Doctr. Eustis’s observation to you that ‘certain paragraphs in the National Intelligencer’ respecting my letter to you, ‘supposed to be under mr Jefferson’s direction, had embarrassed mr Jefferson’s friends in Massachusets: that they appeared like a half denial of the letter, or as if there was something in it not proper to be owned, or that needed an apology’ is one of those mysterious half-confidences difficult to be understood. that tory-printers should think it advantageous to identify me with that paper, the Aurora &c in order to obtain ground for abusing me, is perhaps fair warfare. but that any one who knows me personally should listen one moment to such an insinuation is what I did not expect. I neither have nor ever had any more connection with those papers than our antipodes have, nor know what is to be in them until I see it in them, except proclamations & other documents sent for publication. the friends in Massachusets who could be embarrassed by so weak a weapon as this, must be feeble friends indeed. with respect to the letter I never hesitated to avow and to justify it in conversation. in no other way do I trouble myself to contradict any thing which is said. at that time however there were certain anomalies in the motions of some of our friends, which events have at length reduced to regularity. It seems very difficult to find out what turn things are to take in Europe. I suppose it depends on Austria, which knowing it is to stand in the way of recieving the first hard blows, is cautious of entering into a coalition. as to France & England we can have but one wish that they may disable one another from injuring others. Accept my friendly salutations & assurances of esteem & respect.
Th: Jefferson
PoC (DLC); at foot of first page: “Mr. Paine.”

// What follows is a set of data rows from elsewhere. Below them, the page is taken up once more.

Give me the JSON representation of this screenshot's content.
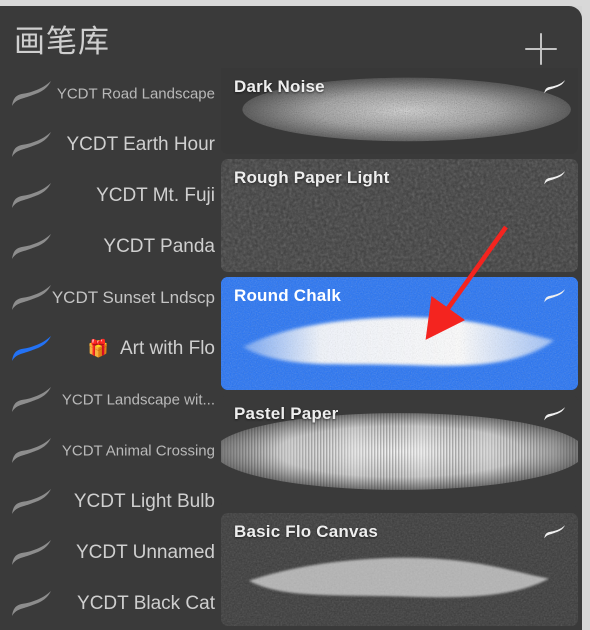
{
  "window": {
    "title": "画笔库",
    "add_button_label": "+",
    "accent_color": "#2372f5",
    "panel_color": "#3a3a3a",
    "annotation_color": "#f4241f"
  },
  "sidebar": {
    "name": "brush-set-list",
    "items": [
      {
        "label": "YCDT Road Landscape",
        "size": "sm",
        "selected": false,
        "emoji": ""
      },
      {
        "label": "YCDT Earth Hour",
        "size": "lg",
        "selected": false,
        "emoji": ""
      },
      {
        "label": "YCDT Mt. Fuji",
        "size": "lg",
        "selected": false,
        "emoji": ""
      },
      {
        "label": "YCDT Panda",
        "size": "lg",
        "selected": false,
        "emoji": ""
      },
      {
        "label": "YCDT Sunset Lndscp",
        "size": "md",
        "selected": false,
        "emoji": ""
      },
      {
        "label": "Art with Flo",
        "size": "lg",
        "selected": true,
        "emoji": "🎁"
      },
      {
        "label": "YCDT Landscape wit...",
        "size": "sm",
        "selected": false,
        "emoji": ""
      },
      {
        "label": "YCDT Animal Crossing",
        "size": "sm",
        "selected": false,
        "emoji": ""
      },
      {
        "label": "YCDT Light Bulb",
        "size": "lg",
        "selected": false,
        "emoji": ""
      },
      {
        "label": "YCDT Unnamed",
        "size": "lg",
        "selected": false,
        "emoji": ""
      },
      {
        "label": "YCDT Black Cat",
        "size": "lg",
        "selected": false,
        "emoji": ""
      }
    ]
  },
  "brushes": {
    "name": "brush-card-list",
    "items": [
      {
        "label": "Dark Noise",
        "selected": false,
        "style": "dark-noise",
        "height": 106,
        "clipped_top": true
      },
      {
        "label": "Rough Paper Light",
        "selected": false,
        "style": "rough-paper-light",
        "height": 113
      },
      {
        "label": "Round Chalk",
        "selected": true,
        "style": "round-chalk",
        "height": 113
      },
      {
        "label": "Pastel Paper",
        "selected": false,
        "style": "pastel-paper",
        "height": 113
      },
      {
        "label": "Basic Flo Canvas",
        "selected": false,
        "style": "basic-flo-canvas",
        "height": 113
      }
    ]
  },
  "icons": {
    "add": "plus-icon",
    "brush_stroke": "brush-stroke-icon",
    "gift": "gift-icon",
    "annotation": "red-arrow-annotation"
  }
}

Philibert Delorme (De Lorme) was an architect whose precepts informed the construction of the dome on the Halle aux Bleds in Paris (Philibert Delorme, Nouvelles inventions pour bien bastir et a petits fraiz [Paris, 1576]; Vol. 38:619-21).
In a dispatch from Paris dated 14 Feb. and received in Washington in mid-May, John Armstrong noted that Napoleon had expressed satisfaction with a portion of TJ’s 1804 annual message to Congress: “That part of the President’s speech which looks towards the St Domingo business, and his exposition of the law ‘erecting the shores &c of the Mobile into a collection district &c’ were so well received by the Emperor and gave so much satisfaction to his ministers that I was induced to seise the moment of their impression to turn the views of the latter to the policy of opening their colonies to an unrestrained [trade] with us. The result of several free communications on this subject is that they are themselves satisfied of the soundness of the policy and will engage to present it in such way as shall be best calculated to obtain for it the sanction of the Emperor but that as no nation gives privileges without some equivalent their movements will be taken on the supposition that the United States will make arrangements to pay a sum of money annually or in any other way by which both parties may be sufficiently secured; we in the enjoyment of the trade, they in the receipt of the money. I communicate this fact to you confidentially, because in its present stage it is altogether ministerial” ( , 9:40; words in italics written in code, one word in brackets omitted in original, supplied by Madison).
attended to by Genl. Dearborne: see Paine to TJ, 25 Jan., and Dearborn to TJ, [5 Feb.].